As voluntary contracts between individuals, love marriages conformed more closely to republican principles than did arranged matches. In theory, such marriages would be companionate, giving wives and husbands “true equality,” as one Boston man suggested. In practice, husbands dominated most marriages, because male authority was deeply ingrained in cultural mores and because American common law gave husbands control of the family’s property. Moreover, the new love-based marriage system discouraged parents from protecting young wives, and governments refused to prevent domestic tyranny. The marriage contract “is so much more important in its consequences to females than to males,” a young man at the Litchfield Law School in Connecticut astutely observed in 1820, for “they subject themselves to his authority. He is their all — their only relative — their only hope” (American Voices).

Young adults who chose partners unwisely were severely disappointed when their spouses failed as providers or faithful companions. Before 1800, unhappy wives and husbands could do little; officials granted divorces infrequently and then only in cases of neglect, abandonment, or adultery — serious offenses against the moral order of society. After 1800, most divorce petitions cited emotional issues. One woman complained that her husband had “ceased to cherish her,” while a man grieved that his wife had “almost broke his heart.” Responding to changing cultural values, several states expanded the legal grounds for divorce to include drunkenness and personal cruelty.
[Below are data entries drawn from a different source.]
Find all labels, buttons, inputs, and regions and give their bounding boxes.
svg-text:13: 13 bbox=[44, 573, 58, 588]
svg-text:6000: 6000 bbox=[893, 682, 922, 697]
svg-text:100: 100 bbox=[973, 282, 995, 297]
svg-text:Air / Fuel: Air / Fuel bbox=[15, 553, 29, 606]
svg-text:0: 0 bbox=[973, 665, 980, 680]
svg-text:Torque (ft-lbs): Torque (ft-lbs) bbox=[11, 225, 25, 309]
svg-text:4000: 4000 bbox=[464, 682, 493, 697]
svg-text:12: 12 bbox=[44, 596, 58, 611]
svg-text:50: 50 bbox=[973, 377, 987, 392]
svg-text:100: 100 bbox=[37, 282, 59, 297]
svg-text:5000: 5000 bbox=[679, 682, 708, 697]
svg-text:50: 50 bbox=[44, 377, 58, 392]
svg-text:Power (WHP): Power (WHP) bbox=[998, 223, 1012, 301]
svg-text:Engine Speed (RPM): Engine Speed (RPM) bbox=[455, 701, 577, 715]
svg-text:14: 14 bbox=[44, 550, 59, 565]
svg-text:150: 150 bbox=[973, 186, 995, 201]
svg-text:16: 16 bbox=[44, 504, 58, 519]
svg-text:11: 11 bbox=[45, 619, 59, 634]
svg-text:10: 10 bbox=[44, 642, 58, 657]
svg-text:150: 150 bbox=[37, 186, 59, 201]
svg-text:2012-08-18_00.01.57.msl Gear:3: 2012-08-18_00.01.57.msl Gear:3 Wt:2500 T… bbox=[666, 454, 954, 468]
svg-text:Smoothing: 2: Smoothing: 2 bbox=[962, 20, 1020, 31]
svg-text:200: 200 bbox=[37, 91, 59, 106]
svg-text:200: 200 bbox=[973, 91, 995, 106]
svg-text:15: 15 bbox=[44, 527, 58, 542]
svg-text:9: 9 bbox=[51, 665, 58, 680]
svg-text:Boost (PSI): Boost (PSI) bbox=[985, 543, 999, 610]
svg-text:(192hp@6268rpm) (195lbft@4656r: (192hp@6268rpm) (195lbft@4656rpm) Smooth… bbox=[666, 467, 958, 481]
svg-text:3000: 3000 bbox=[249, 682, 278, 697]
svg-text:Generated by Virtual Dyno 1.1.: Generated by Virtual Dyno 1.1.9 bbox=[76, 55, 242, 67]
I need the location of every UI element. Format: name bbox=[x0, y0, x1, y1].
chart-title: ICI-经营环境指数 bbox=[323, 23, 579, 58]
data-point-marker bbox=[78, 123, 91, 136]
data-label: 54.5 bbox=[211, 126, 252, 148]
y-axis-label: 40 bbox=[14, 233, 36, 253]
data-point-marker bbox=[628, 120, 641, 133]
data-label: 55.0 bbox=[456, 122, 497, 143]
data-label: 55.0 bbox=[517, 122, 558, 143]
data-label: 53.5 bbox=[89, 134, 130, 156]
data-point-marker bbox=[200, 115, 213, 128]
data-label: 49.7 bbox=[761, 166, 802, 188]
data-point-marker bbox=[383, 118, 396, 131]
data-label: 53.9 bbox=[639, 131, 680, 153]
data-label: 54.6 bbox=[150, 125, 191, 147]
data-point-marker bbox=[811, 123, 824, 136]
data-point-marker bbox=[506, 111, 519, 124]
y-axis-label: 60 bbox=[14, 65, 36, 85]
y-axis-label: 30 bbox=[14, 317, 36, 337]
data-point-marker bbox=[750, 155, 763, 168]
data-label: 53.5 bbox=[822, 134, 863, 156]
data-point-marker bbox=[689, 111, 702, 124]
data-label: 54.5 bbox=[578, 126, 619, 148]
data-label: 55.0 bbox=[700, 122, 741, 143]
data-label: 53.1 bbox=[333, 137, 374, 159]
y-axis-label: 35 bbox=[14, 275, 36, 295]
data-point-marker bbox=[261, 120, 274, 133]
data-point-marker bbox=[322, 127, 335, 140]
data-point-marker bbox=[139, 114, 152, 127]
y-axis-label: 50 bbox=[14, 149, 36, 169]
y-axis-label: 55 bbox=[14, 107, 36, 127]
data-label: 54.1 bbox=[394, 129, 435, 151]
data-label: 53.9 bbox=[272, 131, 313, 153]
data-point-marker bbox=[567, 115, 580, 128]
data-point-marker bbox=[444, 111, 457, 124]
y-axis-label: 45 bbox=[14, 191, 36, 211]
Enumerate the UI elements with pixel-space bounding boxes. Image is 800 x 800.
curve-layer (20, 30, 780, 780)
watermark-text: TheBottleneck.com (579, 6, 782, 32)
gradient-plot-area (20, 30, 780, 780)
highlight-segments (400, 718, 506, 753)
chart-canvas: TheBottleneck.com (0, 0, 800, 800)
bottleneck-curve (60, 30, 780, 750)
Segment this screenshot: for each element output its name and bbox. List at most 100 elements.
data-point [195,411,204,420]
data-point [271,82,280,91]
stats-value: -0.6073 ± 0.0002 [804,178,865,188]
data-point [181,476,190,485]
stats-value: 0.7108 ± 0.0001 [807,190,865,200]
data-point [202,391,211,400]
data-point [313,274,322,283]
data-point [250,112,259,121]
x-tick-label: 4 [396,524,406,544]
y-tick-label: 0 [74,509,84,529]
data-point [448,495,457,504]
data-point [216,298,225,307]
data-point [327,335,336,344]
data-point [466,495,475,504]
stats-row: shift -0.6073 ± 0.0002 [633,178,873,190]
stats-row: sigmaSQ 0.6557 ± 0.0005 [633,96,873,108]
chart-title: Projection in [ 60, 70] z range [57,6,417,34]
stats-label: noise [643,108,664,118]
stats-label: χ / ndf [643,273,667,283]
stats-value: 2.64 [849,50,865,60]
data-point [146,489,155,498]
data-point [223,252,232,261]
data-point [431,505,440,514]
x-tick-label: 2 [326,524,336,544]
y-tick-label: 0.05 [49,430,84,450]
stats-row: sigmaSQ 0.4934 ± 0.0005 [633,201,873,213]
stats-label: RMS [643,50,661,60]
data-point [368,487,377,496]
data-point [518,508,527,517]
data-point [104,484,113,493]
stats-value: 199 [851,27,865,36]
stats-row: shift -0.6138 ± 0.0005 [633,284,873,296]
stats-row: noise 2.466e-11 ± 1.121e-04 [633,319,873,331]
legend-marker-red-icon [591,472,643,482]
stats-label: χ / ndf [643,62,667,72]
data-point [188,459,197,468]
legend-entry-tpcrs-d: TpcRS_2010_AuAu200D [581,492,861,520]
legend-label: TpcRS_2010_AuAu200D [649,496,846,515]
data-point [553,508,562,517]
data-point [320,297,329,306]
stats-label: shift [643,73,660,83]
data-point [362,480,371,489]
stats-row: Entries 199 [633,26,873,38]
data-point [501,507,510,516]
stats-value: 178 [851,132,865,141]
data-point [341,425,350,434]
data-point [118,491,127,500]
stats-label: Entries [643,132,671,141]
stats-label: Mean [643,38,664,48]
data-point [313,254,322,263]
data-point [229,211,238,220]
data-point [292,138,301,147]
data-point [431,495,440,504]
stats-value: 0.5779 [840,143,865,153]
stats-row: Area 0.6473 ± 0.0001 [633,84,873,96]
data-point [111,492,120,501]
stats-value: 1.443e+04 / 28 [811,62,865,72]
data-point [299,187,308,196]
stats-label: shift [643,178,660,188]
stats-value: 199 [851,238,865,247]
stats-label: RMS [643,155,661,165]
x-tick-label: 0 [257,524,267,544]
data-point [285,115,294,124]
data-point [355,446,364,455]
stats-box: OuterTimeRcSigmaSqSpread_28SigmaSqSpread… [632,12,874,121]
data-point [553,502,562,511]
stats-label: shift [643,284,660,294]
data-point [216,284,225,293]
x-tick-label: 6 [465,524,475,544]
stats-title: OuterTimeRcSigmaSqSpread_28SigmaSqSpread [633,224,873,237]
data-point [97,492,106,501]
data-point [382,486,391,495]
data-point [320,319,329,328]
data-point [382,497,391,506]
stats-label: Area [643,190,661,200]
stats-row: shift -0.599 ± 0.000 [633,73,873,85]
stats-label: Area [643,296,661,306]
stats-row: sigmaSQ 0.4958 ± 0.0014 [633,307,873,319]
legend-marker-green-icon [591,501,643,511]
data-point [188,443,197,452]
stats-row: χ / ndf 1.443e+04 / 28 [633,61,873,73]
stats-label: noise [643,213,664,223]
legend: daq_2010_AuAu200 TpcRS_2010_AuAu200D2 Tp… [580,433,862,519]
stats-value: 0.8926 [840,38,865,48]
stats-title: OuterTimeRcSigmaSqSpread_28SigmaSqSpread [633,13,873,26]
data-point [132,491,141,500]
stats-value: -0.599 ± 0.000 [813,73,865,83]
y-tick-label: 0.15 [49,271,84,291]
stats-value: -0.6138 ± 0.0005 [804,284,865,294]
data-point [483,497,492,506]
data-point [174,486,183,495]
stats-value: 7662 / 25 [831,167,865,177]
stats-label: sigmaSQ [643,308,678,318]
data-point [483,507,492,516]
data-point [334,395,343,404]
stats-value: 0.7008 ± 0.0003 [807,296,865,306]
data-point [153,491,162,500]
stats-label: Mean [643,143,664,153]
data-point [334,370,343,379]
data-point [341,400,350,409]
Republican Motherhood Traditionally, most American women had spent their active adult years working as farmwives and bearing and nurturing children. However, after 1800, the birthrate in the northern states dropped significantly. In the farming village of Sturbridge in central Massachusetts, women now bore an average of six children; their grandmothers had usually given birth to eight or nine. In the growing seaport cities, native-born white women now bore an average of only four children.

The United States was among the first nations to experience this sharp decline in the birthrate — what historians call the demographic transition. There were several causes. Beginning in the 1790s, thousands of young men migrated to the trans-Appalachian west, which increased the number of never-married women in the East and delayed marriage for many more. Women who married in their late twenties had fewer children. In addition, white urban middle-class couples deliberately limited the size of their families. Fathers wanted to leave children an adequate inheritance, while mothers, influenced by new ideas of individualism and self-achievement, refused to spend their entire adulthood rearing children. After having four or five children, these couples used birth control or abstained from sexual intercourse.

Even as women bore fewer children, they accepted greater responsibility for the welfare of the family. In his Thoughts on Female Education (1787), Philadelphia physician Benjamin Rush argued that young women should ensure their husbands’ “perseverance in the paths of rectitude” and called for loyal “republican mothers” who would instruct “their sons in the principles of liberty and government.”

To see a longer excerpt of Thoughts on Female Education, along with other primary sources from this period, see Sources for America’s History.

Christian ministers readily embraced this idea of republican motherhood. “Preserving virtue and instructing the young are not the fancied, but the real ‘Rights of Women,’” the Reverend Thomas Bernard told the Female Charitable Society of Salem, Massachusetts. He urged his audience to dismiss public roles for women, such as voting or serving on juries, that English feminist Mary Wollstonecraft had advocated in A Vindication of the Rights of Woman (1792). Instead, women should care for their children, a responsibility that gave them “an extensive power over the fortunes of man in every generation.”